3. Website Investico, 26 mei 2020, «Geitenbokjes veel te vroeg naar de s…
4. Website Eyes on Animals, november 2020, «Welzijn geitenbokken in beel…
5. Vakblad Geitenhouderij, 18 februari 2021, «Eén aanvraag goedgekeurd, Sbv opnieuw open», Eén aanvraag goedgekeurd, Sbv opnieuw open – Geitenhouderij (vakbladgeitenhouderij.nl).
6. Website Follow the Money, 3 februari 2021, «Groei intensieve veehouderij leidt tot nieuwe dier-op-mens-ziekten», Groei intensieve veehouderij leidt tot nieuwe dier-op-mens-ziekten – Follow the Money – Platform voor onderzoeksjournalistiek (ftm.nl).
  • Vraag 1
    Heeft u inmiddels het rapport «Welzijn geitenbokken in beeld» van Eyes on Animals gelezen, zoals u heeft toegezegd tijdens het meest recente Kamerdebat op 8 december 2020 over dieren in de veehouderij?1, 2

    Ja.

  • Vraag 2
    Kunt u bevestigen dat in 2020 naar schatting 80 tot 90% van de geitenbokjes één week na de geboorte al naar de slacht is afgevoerd, doordat het overschot aan geitenbokjes als gevolg van de coronacrisis groter was dan ooit?3

    Geitenhouders zijn verplicht de geboorte van een lam te registreren in het Identificatie & Registratie systeem (hierna: I&R systeem).

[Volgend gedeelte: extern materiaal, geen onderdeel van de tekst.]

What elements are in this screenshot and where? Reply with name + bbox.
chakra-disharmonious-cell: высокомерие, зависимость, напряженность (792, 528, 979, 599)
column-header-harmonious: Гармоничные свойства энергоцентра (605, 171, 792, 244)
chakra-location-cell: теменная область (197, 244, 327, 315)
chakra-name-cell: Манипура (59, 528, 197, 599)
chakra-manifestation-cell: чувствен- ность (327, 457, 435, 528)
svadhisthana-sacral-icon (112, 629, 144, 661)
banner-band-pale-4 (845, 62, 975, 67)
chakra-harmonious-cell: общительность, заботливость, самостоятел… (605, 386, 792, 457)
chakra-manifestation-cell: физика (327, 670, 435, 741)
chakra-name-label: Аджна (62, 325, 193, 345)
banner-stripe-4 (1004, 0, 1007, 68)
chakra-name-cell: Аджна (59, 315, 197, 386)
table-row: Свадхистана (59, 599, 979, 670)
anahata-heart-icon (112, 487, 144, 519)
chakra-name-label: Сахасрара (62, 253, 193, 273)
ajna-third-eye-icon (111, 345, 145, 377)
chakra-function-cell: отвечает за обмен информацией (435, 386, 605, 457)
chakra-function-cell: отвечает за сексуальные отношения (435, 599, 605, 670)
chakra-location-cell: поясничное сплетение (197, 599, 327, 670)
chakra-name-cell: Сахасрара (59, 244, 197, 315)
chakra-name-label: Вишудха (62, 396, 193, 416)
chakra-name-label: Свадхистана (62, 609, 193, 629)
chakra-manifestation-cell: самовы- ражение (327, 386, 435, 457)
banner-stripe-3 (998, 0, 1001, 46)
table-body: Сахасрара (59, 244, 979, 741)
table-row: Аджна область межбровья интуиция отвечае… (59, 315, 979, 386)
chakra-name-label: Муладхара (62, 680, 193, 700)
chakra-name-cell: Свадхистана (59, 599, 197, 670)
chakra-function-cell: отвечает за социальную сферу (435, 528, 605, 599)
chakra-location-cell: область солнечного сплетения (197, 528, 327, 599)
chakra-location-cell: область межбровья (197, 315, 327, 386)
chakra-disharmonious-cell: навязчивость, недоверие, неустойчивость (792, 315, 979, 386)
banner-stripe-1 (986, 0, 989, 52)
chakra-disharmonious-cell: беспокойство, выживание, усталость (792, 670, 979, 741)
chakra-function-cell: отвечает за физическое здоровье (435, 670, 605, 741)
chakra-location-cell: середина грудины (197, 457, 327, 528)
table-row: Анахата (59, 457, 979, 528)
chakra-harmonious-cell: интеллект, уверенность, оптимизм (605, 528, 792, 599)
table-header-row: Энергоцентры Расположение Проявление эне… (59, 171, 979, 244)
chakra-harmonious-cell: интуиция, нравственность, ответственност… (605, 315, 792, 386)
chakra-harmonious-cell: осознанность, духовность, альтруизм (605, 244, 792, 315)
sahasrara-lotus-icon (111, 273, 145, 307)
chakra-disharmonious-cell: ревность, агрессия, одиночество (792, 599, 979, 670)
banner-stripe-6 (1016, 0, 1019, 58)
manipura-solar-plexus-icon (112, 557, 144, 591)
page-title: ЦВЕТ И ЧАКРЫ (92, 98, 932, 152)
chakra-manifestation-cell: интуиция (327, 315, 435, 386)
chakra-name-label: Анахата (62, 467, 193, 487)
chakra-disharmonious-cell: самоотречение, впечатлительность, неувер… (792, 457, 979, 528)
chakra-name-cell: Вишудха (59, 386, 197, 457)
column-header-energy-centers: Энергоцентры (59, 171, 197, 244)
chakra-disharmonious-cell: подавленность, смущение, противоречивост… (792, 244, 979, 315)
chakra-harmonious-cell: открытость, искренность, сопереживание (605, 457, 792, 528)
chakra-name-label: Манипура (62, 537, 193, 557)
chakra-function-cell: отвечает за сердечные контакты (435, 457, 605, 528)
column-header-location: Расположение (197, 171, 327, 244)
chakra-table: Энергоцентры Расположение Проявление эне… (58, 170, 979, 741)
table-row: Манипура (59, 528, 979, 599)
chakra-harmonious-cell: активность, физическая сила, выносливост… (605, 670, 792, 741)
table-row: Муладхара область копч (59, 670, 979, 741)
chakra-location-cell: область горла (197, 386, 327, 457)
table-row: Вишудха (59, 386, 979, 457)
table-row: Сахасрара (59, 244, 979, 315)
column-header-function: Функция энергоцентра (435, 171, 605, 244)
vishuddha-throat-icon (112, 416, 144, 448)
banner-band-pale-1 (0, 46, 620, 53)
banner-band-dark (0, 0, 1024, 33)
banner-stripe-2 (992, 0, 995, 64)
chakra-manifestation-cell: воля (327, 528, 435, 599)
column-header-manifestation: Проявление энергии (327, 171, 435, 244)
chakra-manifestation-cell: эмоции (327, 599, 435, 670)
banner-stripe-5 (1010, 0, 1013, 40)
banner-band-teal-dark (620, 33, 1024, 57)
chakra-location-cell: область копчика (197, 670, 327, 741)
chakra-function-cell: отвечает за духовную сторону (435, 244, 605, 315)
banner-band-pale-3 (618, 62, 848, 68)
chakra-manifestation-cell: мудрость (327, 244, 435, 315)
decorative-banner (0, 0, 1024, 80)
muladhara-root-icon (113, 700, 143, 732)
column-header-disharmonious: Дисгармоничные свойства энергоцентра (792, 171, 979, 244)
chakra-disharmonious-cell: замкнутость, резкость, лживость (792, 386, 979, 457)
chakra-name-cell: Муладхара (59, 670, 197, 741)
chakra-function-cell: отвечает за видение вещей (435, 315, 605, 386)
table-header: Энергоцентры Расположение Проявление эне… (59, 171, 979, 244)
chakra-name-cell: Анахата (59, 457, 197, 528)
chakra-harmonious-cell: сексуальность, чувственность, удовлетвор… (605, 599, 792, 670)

Tot 1 november 2020 diende een geboortemelding uiterlijk binnen 6 maanden plaats te vinden. Het I&R-systeem bood daarbij optioneel de mogelijkheid om de exacte geboortedatum te vermelden, maar dit was tot 1 november 2020 niet verplicht. De ervaring van de Rijksdienst voor Ondernemend Nederland (RVO) is dat het merendeel van de geitenhouders gebruik maakte van de optionele mogelijkheid om de exacte geboortedatum te registreren, maar niet allemaal. Dit maakt dat de informatie over de exacte geboortedatum en daarmee over de leeftijd waarop lammeren zijn afgevoerd naar slachthuizen niet altijd overeenkomt met de werkelijke situatie.
    In het I&R-systeem is het volgende geregistreerd over de afvoer van lammeren naar slachterijen.
    2016
    144
    3.698
    18.223
    18.064
    51.988
    2017
    54
    1.974
    18.350
    17.188
    64.260
    2018
    7
    1.478
    15.939
    23.009
    67.542
    2019
    1
    997
    19.353
    25.235
    69.731
    2020
    18
    671
    30.576
    31.570
    57.859
    2021
    2
    1.306
    32.028
    20.145
    16.834
    Het is aannemelijk dat met name de categorieën 0 dagen en 1 tot 7 dagen geen accurate weergave van de werkelijkheid zijn. Lammeren mogen pas getransporteerd worden als de navelstreng is ingedroogd. Dit duurt ongeveer 7 dagen. Bij aankomst in het slachthuis wordt hier op gecontroleerd. Aangenomen wordt dat een deel van de geitenhouders bij de registratie van de geboorte van een lam de datum van registratie ook als geboortedatum heeft opgegeven. In het geval de afvoer van de betreffende lammeren (geitenbokjes) vervolgens op dezelfde dag of in de daarop volgende dagen heeft plaatsgevonden wordt dit geregistreerd als afvoer op dezelfde dag of binnen een week na geboorte.
    De I&R gegevens over de afgelopen jaren laten wel zien dat, onder invloed van de coronacrisis, er een toename is geweest van het aantal geitenlammeren dat in de eerste twee weken naar het slachthuis is afgevoerd. Gelijktijdig is het aantal lammeren dat in de leeftijd van 28 dagen en ouder naar het slachthuis is afgevoerd afgenomen (over het lopende jaar 2021 zijn deze cijfers nog niet volledig). De conclusie die door Eyes on Animals wordt getrokken, dat 80 tot 90% van de lammeren binnen een week is afgevoerd naar het slachthuis, wordt door de I&R gegevens niet bevestigd.

  • Vraag 3
    Klopt het dat het vlees van bokjes van slechts één week oud voor een groot deel naar de destructie gaat? Zo nee, wat gebeurt er dan met hun vlees? Zo ja, wat vindt u ervan dat zulke jonge dieren worden gefokt, geboren en geslacht om tenslotte naar de destructie te worden afgevoerd?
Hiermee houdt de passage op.